Curious what a "prediction" from one of these models actually means? See AI Stock Prediction Explained →

Processing alternative data

Satellite images of parking lots or shipping traffic, credit-card transaction panels, and app-download trends are too large and unstructured for a person to process manually. AI models can compress this volume into a usable indicator — sometimes available ahead of official reported numbers, though still an estimate rather than a confirmed figure.

Turning inputs into a single view

Most tools combine these signals into a score or ranking. The important caveat: a correlation a model found in historical data doesn't guarantee it holds going forward, and the model itself can't tell you why a relationship might break down under new conditions.

Quick answers

What kind of data does AI use to analyze a stock?

Typically four types: structured financial statement data, market price and volume history, text from news and filings processed with natural language tools, and alternative data like satellite imagery or spending panels.

Can AI read a company's earnings call better than an analyst?

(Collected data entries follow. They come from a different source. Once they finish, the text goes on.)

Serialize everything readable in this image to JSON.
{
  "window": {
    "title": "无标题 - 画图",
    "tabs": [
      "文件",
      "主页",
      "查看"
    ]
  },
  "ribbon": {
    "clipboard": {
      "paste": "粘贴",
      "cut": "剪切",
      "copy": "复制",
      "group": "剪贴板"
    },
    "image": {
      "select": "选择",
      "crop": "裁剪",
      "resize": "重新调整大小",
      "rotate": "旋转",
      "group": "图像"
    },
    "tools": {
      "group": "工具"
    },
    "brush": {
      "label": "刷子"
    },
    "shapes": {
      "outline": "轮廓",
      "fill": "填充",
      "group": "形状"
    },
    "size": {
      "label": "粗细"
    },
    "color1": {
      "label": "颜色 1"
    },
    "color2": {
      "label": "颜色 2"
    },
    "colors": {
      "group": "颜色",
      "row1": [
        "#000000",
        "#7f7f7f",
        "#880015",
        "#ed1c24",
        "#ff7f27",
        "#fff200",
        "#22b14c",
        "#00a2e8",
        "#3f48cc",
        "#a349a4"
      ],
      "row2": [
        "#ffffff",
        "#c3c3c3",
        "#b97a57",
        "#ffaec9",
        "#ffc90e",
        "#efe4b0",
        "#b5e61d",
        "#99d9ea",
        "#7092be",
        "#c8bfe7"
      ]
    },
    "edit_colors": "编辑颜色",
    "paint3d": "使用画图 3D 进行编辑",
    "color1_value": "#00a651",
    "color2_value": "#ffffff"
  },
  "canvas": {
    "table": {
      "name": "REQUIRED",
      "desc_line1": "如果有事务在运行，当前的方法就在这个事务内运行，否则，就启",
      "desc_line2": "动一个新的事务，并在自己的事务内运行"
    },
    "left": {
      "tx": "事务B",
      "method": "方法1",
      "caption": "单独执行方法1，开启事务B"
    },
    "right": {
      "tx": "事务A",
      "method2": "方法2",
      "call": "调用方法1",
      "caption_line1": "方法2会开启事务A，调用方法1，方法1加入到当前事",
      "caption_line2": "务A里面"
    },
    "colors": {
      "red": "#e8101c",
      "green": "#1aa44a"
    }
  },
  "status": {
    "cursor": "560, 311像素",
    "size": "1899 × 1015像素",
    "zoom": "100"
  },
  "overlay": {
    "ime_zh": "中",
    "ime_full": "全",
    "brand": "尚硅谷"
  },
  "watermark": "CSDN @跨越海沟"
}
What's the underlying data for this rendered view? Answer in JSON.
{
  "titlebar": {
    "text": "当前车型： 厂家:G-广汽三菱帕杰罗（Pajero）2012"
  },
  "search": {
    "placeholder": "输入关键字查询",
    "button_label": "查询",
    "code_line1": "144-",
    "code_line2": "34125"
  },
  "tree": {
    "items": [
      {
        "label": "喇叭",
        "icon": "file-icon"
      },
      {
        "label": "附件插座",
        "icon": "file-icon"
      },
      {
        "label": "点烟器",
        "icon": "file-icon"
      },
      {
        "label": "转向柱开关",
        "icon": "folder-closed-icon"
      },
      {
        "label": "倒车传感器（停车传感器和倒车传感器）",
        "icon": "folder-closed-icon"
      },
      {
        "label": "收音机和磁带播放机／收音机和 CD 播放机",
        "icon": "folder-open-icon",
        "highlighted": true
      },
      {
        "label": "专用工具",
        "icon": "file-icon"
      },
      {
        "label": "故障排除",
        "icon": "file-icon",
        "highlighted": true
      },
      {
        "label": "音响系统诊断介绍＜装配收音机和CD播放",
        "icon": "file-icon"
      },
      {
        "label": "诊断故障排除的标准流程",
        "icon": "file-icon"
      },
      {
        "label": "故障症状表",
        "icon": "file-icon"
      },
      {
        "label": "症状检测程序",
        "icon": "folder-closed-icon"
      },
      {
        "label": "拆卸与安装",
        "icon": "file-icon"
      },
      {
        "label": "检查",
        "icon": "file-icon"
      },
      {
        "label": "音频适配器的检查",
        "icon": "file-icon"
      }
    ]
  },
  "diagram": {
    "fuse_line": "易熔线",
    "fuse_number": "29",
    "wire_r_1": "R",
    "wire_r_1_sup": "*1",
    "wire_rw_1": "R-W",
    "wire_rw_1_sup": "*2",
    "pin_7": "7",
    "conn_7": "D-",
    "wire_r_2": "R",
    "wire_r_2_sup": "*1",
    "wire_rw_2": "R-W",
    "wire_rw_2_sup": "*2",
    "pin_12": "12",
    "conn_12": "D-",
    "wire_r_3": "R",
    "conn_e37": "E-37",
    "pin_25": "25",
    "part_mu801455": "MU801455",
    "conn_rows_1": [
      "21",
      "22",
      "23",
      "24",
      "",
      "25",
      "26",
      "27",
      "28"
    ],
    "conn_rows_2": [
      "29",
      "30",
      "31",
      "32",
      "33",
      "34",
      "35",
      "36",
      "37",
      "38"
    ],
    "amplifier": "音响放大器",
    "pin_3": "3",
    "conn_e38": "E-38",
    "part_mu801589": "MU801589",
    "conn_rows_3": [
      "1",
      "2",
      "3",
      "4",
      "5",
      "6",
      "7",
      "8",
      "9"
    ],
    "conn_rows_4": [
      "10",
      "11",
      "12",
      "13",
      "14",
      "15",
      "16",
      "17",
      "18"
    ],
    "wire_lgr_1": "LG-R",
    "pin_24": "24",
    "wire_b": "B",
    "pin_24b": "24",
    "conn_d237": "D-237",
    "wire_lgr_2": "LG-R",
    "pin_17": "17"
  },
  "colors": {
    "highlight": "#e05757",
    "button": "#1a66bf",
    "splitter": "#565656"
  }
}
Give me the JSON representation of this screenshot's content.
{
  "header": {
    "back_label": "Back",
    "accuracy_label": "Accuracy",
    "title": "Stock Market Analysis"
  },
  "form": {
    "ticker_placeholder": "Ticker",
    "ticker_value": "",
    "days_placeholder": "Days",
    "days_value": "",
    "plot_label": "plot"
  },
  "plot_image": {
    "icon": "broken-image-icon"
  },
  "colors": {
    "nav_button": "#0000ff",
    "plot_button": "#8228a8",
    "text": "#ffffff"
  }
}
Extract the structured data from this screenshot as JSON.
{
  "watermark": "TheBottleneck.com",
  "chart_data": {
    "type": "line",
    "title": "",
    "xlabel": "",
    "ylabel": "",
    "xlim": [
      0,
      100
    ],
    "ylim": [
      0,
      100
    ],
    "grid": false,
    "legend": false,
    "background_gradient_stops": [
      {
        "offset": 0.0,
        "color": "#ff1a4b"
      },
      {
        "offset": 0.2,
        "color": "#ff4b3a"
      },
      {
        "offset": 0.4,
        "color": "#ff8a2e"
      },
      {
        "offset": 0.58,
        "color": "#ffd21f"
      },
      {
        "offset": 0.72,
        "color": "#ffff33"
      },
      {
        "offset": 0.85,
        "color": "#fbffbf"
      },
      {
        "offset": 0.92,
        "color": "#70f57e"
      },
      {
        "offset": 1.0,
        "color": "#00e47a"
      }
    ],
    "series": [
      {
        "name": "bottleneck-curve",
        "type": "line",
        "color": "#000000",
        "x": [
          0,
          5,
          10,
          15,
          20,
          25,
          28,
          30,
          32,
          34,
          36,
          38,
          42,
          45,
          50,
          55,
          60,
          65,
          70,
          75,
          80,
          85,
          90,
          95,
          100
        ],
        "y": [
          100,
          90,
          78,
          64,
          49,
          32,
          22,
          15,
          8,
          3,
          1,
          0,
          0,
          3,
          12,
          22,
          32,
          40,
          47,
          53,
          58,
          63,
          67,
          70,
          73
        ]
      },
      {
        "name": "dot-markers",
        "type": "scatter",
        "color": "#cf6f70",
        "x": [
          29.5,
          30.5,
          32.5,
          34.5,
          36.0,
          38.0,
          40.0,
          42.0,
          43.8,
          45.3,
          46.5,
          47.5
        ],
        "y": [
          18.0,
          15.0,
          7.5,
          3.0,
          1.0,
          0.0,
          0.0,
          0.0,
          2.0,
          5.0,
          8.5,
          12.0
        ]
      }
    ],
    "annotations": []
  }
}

It can process the transcript faster and flag tone shifts or specific language changes across quarters, but interpreting context, industry knowledge, and management credibility still benefits from human judgment.

Does AI analysis replace looking at valuation metrics like P/E?

No. AI models often use the same underlying metrics, like forward P/E or other valuation multiples, as inputs. It changes how fast and how broadly those metrics get compared, not what they fundamentally measure.